神戸松蔭女子学院大学図書館 今月の展示

「義経平泉に死せず」 (2005年11月1日〜2005年11月14日)

 『平家物語』では、平家追討の殊勲者源義経の末路を描いて、「吉野の奥にぞ籠りける。吉野法師に攻められて奈良へ落つ。奈良法師に攻められてまた都に入り、北国に掛りて終に奥へぞ下られける云々」(巻十二「判官都落」)と誠に素っ気なく、その最期談はあえて欠落させています。後世、義経をして不運の英雄として同情し、判官義経に発して弱者愛惜の念が判官びいきなる語でもてはやされるなど、全て後の『義経記』等の悲運義経像造型によるところが大と言えます。

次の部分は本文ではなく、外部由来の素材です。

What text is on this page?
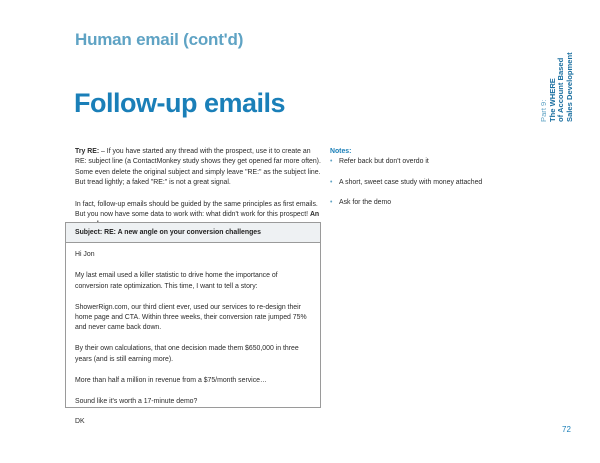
Human email (cont'd)
Follow-up emails	Part 9: The WHERE of Account Based Sales Development

Try RE: – If you have started any thread with the prospect, use it to create an RE: subject line (a ContactMonkey study shows they get opened far more often). Some even delete the original subject and simply leave "RE:" as the subject line. But tread lightly; a faked "RE:" is not a great signal.

In fact, follow-up emails should be guided by the same principles as first emails. But you now have some data to work with: what didn't work for this prospect! An

Notes:
• Refer back but don't overdo it
• A short, sweet case study with money attached
• Ask for the demo
Subject: RE: A new angle on your conversion challenges

Hi Jon

My last email used a killer statistic to drive home the importance of conversion rate optimization. This time, I want to tell a story:

ShowerRign.com, our third client ever, used our services to re-design their home page and CTA. Within three weeks, their conversion rate jumped 75% and never came back down.

By their own calculations, that one decision made them $650,000 in three years (and is still earning more).

More than half a million in revenue from a $75/month service…

Sound like it's worth a 17-minute demo?

DK

72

 父義朝が討たれるなど不幸な幼年期の鞍馬を抜け出ての逃避行同様、再び奥州平泉の藤原秀衡を頼ったものの、頼朝の探索厳しく、文治五年(1189)閏四月卅日に自害に追い込まれたなどは『義経記』の圧巻です。義経の首は頼朝の許に送り届けられるが、鎌倉の郊外腰越での首実検の後、腰越状事件の時同様、最後まで鎌倉に入ることを許されず今の藤沢市に葬られたと伝えられています。

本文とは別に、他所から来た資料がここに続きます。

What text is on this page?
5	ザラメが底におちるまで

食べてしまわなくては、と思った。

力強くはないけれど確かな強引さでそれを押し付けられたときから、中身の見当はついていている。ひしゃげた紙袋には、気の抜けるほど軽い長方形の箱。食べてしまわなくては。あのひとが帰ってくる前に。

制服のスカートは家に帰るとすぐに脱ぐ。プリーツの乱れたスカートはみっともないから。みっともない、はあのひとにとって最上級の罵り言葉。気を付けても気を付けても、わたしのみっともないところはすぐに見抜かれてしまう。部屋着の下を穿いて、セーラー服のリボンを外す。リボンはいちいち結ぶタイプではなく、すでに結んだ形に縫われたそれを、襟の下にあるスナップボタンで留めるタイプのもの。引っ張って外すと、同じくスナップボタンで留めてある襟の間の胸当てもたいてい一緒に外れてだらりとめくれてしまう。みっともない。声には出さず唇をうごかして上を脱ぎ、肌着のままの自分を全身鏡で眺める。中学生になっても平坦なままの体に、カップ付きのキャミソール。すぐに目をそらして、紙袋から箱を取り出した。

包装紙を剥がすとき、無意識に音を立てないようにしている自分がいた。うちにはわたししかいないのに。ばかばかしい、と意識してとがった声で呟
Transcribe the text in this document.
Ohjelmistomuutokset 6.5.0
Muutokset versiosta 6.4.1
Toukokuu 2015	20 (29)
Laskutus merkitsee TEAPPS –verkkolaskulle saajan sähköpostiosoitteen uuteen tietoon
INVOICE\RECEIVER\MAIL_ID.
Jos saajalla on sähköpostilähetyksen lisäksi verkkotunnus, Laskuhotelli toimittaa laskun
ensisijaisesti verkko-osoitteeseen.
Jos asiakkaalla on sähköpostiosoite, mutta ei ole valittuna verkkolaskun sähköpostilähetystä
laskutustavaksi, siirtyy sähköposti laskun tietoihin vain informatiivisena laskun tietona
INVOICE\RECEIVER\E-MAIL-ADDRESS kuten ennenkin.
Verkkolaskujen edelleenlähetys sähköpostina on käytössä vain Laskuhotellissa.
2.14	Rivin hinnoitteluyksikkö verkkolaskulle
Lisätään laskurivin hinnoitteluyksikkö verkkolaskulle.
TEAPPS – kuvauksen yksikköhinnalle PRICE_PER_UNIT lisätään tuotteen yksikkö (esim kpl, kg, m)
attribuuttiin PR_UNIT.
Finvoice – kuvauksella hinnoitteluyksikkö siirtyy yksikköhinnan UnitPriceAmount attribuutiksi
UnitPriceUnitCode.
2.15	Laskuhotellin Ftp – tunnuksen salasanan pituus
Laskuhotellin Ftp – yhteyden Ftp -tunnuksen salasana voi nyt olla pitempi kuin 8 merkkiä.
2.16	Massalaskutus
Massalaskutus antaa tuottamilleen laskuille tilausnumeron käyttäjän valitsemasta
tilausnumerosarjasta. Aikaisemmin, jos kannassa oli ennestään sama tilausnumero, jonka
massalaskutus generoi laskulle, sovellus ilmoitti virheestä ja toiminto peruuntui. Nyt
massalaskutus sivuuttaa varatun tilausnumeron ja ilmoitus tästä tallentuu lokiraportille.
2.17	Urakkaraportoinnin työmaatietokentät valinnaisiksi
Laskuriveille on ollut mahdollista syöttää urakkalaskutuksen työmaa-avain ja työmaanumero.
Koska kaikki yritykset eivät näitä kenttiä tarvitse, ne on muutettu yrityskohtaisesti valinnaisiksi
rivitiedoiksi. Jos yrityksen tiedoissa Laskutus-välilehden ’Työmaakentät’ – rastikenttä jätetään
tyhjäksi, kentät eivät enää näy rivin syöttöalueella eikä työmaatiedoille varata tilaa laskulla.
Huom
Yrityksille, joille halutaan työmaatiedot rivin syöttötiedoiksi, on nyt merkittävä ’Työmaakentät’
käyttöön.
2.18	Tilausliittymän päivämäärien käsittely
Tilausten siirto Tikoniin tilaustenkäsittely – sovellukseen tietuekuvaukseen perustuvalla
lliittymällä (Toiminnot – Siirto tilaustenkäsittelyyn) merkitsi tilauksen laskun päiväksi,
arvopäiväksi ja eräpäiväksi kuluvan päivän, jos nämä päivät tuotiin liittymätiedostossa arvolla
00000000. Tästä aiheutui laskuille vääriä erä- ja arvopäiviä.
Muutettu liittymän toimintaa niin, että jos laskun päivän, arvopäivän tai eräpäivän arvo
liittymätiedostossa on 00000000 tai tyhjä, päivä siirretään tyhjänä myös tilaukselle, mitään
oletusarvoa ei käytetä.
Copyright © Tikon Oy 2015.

 あたかも時義経没後五百年、『奥の細道』の旅の途次、芭蕉は義経最期の地、平泉高館(岩手県平泉町)に立ち寄り、「さても義臣すぐつて此城に籠り、功名一時の草むらとなる。国破れて山河あり、城春にして草青みたり云々」と往時を追憶、「夏草や兵どもが夢の跡」の句を手向けています。判官びいきここに極まったの感にうたれる絶唱です。
『奥の細道』の旅(元禄二年・1689)に先立つこと約二十年、史書『続本朝通鑑』(寛文十年成立)に、義経は平泉を脱出し蝦夷(えぞ)が島(北海道)に渡ったとの俗伝が載りますが、芭蕉がこの種の情報に接した形跡は見当りません。

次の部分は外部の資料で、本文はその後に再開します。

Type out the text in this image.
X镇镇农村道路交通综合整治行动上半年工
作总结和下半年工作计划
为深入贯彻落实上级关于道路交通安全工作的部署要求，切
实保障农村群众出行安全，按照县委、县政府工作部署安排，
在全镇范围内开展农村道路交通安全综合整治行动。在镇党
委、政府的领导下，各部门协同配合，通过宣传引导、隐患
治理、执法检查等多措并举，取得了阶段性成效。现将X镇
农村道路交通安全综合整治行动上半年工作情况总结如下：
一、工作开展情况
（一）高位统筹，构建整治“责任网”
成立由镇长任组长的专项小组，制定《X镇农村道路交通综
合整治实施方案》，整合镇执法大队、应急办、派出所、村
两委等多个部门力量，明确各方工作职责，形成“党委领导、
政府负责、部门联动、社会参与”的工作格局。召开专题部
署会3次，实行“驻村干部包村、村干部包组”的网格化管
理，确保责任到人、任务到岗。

雑史『義経勲功記』巻末「義経渡海蝦夷事」など、江戸中期以後は義経北行説がもてはやされて錦絵や絵双紙の恰好の題材となっており、果ては韃靼(だったん)(モンゴル)に渡ったなど英雄不死伝説にとどまるところはありません。悲運義経の生涯に栄光の「上がり」はあるのか――「新版源氏栄義経双六」(一猛斉芳虎画)等は何のためらいもなく高館の次を義経蝦夷渡海や蝦夷人の表敬場面で結んでおり、非業の最期などどこ吹く風といった態です。 明治以降、日本男児の意気宣揚とばかり、義経・ジンギスカン同一人説が主張され、内田弥八訳述『義経再興記』(明治18年初版)や小谷部全一郎『成吉思汗ハ源義経也』(大正13年初版)等が版を重ねたことは岩崎克己『義経入夷渡満説書誌』(昭和18年)に記されています。義経奥州平泉に死せず――まわりまわって近代日本の大陸開拓・侵略の後ろ楯になったなど只事でなく、これでは義経浮かばれません。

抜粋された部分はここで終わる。